全遺伝情報および遺伝子発現などのゲノミクスデータは、病気などの個人差の解析・診断に役立つと考えられているものの、数万から数千万の変数を持つ超高次元データであることが多く、伝統的な統計学での解析が難しい。

そのため、近ごろ画像解析が得意なAI技術の一つ「深層学習」が注目されている。が、ゲノミクスなどの多くのデータは非画像データであり、深層学習の能力を生かすには画像データにする必要がある。
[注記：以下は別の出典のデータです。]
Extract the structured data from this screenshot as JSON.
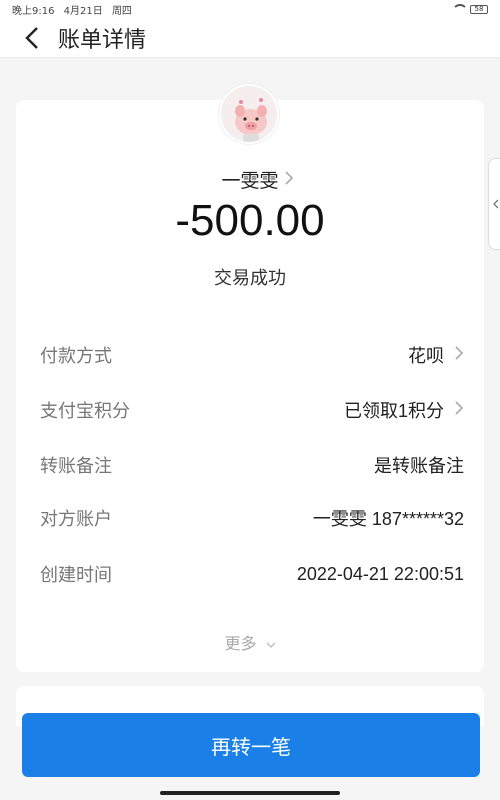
{
  "status_bar": {
    "time": "晚上9:16",
    "date": "4月21日",
    "weekday": "周四",
    "battery": "58"
  },
  "header": {
    "title": "账单详情"
  },
  "payee": {
    "name": "一雯雯"
  },
  "transaction": {
    "amount": "-500.00",
    "status": "交易成功"
  },
  "details": [
    {
      "label": "付款方式",
      "value": "花呗"
    },
    {
      "label": "支付宝积分",
      "value": "已领取1积分"
    },
    {
      "label": "转账备注",
      "value": "是转账备注"
    },
    {
      "label": "对方账户",
      "value": "一雯雯 187******32"
    },
    {
      "label": "创建时间",
      "value": "2022-04-21 22:00:51"
    }
  ],
  "more": {
    "label": "更多"
  },
  "action": {
    "label": "再转一笔"
  },
  "colors": {
    "primary": "#1a80e8",
    "background": "#f5f5f5"
  },
  "icons": [
    "back-icon",
    "chevron-right-icon",
    "chevron-down-icon",
    "chevron-left-icon",
    "wifi-icon",
    "battery-icon"
  ]
}
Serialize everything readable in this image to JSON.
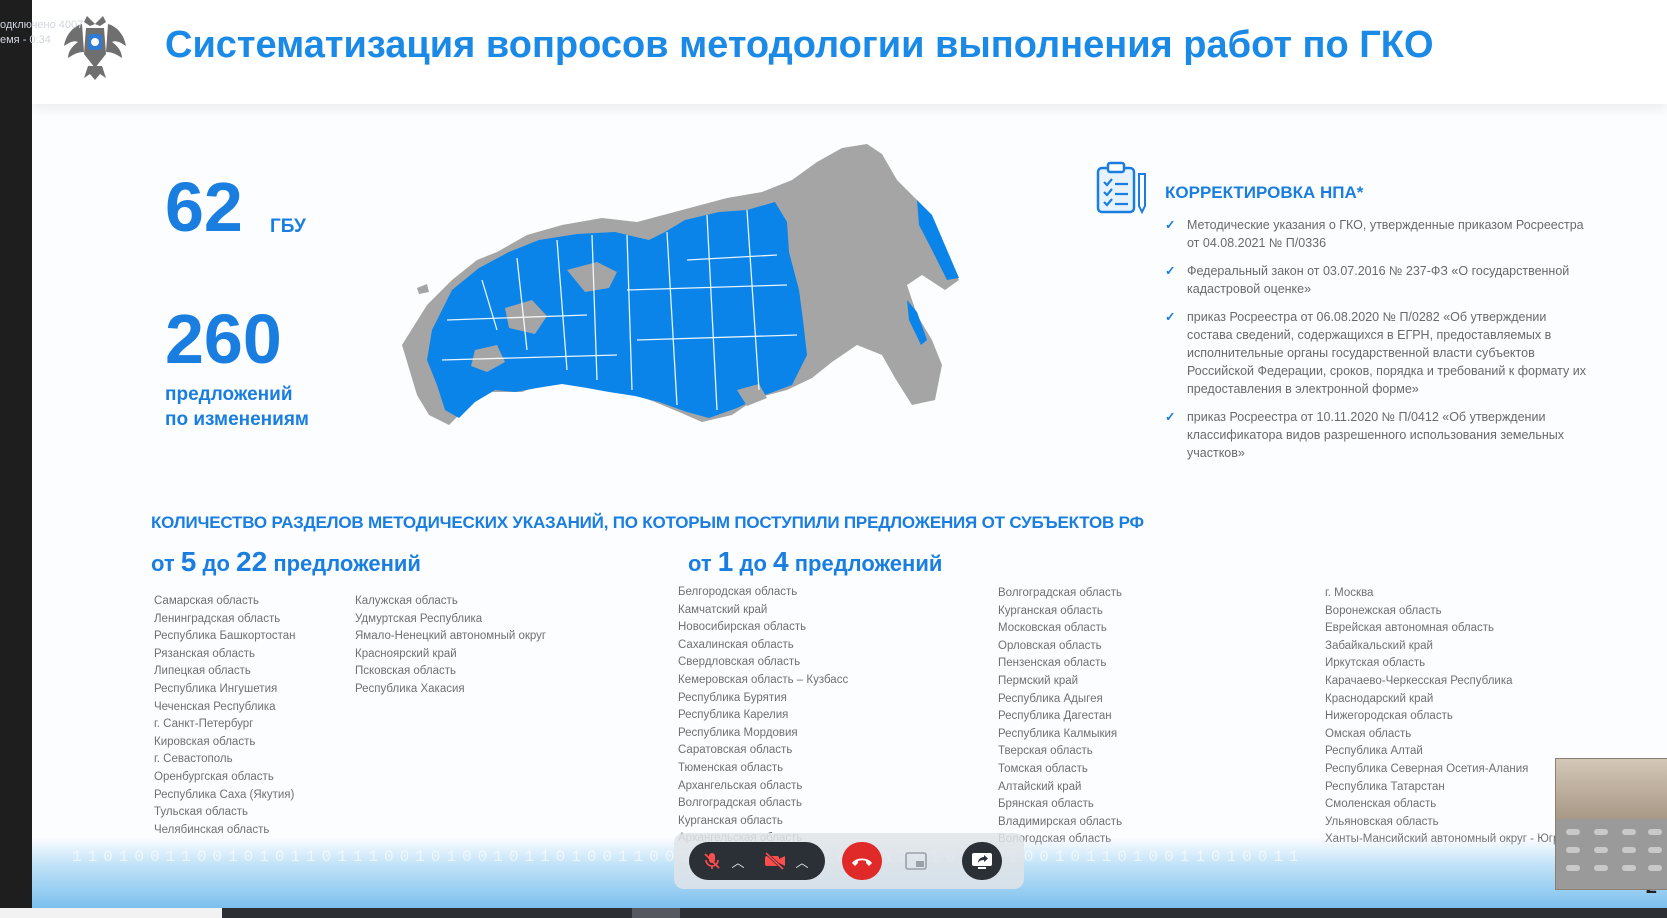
{
  "overlay": {
    "line1": "одключено 4007",
    "line2": "емя - 0:34"
  },
  "slide": {
    "title": "Систематизация вопросов методологии выполнения работ по ГКО",
    "stats": {
      "gbu_value": "62",
      "gbu_label": "ГБУ",
      "proposals_value": "260",
      "proposals_label": "предложений\nпо изменениям"
    },
    "npa": {
      "title": "КОРРЕКТИРОВКА НПА*",
      "items": [
        "Методические указания о ГКО, утвержденные приказом Росреестра от 04.08.2021 № П/0336",
        "Федеральный закон от 03.07.2016 № 237-ФЗ «О государственной кадастровой оценке»",
        "приказ Росреестра от 06.08.2020 № П/0282 «Об утверждении состава сведений, содержащихся в ЕГРН, предоставляемых в исполнительные органы государственной власти субъектов Российской Федерации, сроков, порядка и требований к формату их предоставления в электронной форме»",
        "приказ Росреестра от 10.11.2020 № П/0412 «Об утверждении классификатора видов разрешенного использования земельных участков»"
      ]
    },
    "sections_title": "КОЛИЧЕСТВО РАЗДЕЛОВ МЕТОДИЧЕСКИХ УКАЗАНИЙ, ПО КОТОРЫМ ПОСТУПИЛИ ПРЕДЛОЖЕНИЯ ОТ СУБЪЕКТОВ РФ",
    "range_high": {
      "from_word": "от",
      "from": "5",
      "to_word": "до",
      "to": "22",
      "suffix": "предложений"
    },
    "range_low": {
      "from_word": "от",
      "from": "1",
      "to_word": "до",
      "to": "4",
      "suffix": "предложений"
    },
    "high_col1": [
      "Самарская область",
      "Ленинградская область",
      "Республика Башкортостан",
      "Рязанская область",
      "Липецкая область",
      "Республика Ингушетия",
      "Чеченская Республика",
      "г. Санкт-Петербург",
      "Кировская область",
      "г. Севастополь",
      "Оренбургская область",
      "Республика Саха (Якутия)",
      "Тульская область",
      "Челябинская область"
    ],
    "high_col2": [
      "Калужская область",
      "Удмуртская Республика",
      "Ямало-Ненецкий автономный округ",
      "Красноярский край",
      "Псковская область",
      "Республика Хакасия"
    ],
    "low_col1": [
      "Белгородская область",
      "Камчатский край",
      "Новосибирская область",
      "Сахалинская область",
      "Свердловская область",
      "Кемеровская область – Кузбасс",
      "Республика Бурятия",
      "Республика Карелия",
      "Республика Мордовия",
      "Саратовская область",
      "Тюменская область",
      "Архангельская область",
      "Волгоградская область",
      "Курганская область",
      "Архангельская область"
    ],
    "low_col2": [
      "Волгоградская область",
      "Курганская область",
      "Московская область",
      "Орловская область",
      "Пензенская область",
      "Пермский край",
      "Республика Адыгея",
      "Республика Дагестан",
      "Республика Калмыкия",
      "Тверская область",
      "Томская область",
      "Алтайский край",
      "Брянская область",
      "Владимирская область",
      "Вологодская область"
    ],
    "low_col3": [
      "г. Москва",
      "Воронежская область",
      "Еврейская автономная область",
      "Забайкальский край",
      "Иркутская область",
      "Карачаево-Черкесская Республика",
      "Краснодарский край",
      "Нижегородская область",
      "Омская область",
      "Республика Алтай",
      "Республика Северная Осетия-Алания",
      "Республика Татарстан",
      "Смоленская область",
      "Ульяновская область",
      "Ханты-Мансийский автономный округ - Югра"
    ],
    "footer_digits": "1101001100101011011100101001011010011001010110101001110100101001011010011010011",
    "page_number": "2"
  },
  "colors": {
    "accent": "#1a7ee0",
    "map_blue": "#0a84e8",
    "map_gray": "#a5a5a5",
    "hangup": "#e02a2a",
    "toolbar_dark": "#2b2f36"
  },
  "icons": {
    "emblem": "double-headed-eagle-emblem",
    "npa": "clipboard-checklist-icon",
    "mic": "mic-off-icon",
    "camera": "camera-off-icon",
    "hangup": "phone-hangup-icon",
    "pip": "picture-in-picture-icon",
    "share": "screen-share-icon"
  }
}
ゲノミクスデータを用いる医療診断や予測では、クラス同定や分類を高精度にするために、「適切な変数(画素)の配置」、「特徴抽出」、「適切な分類モデルの構築」を順次行っていたという。

理研IMS 医科学数理研究チームらの国際共同研究グループは、非画像データを画像データに変換する3ステップを統合した「ディープインサイト法」を開発した。これにより、非画像データの背後にある複雑な特徴や構造を抽出できるようになる。医療での診断や医学・生命科学など幅広い応用が期待されるという。

畳み込みニューラルネットワーク(CNN)を活用した。新手法では、変数を画素として適切に再配置し、イメージへ変換することで、非画像データの解析に対しても深層学習が可能になった。がん遺伝子発現などの実データに適用した結果、既存のランダムフォレスト法などの機械学習よりもはるかに高精度で分類できることがわかった。方法論には普遍性がある。多様な非画像データを深層学習で扱えるという。

JST・CREST【ビッグデータ応用】における研究課題「医学・医療における臨床・全ゲノム・オミックスのビッグデータの解析に基づく疾患の原因探索・亜病態分類とリスク予測」、文科省新学術領域研究の「次世代ヒト全ゲノム・オミクスの解析方法論の開発と応用」東京医科歯科大学難治疾患共同研究拠点の支援を受けて行われた。研究の成果は、英国サイエンティフィックリポーツ誌に掲載された。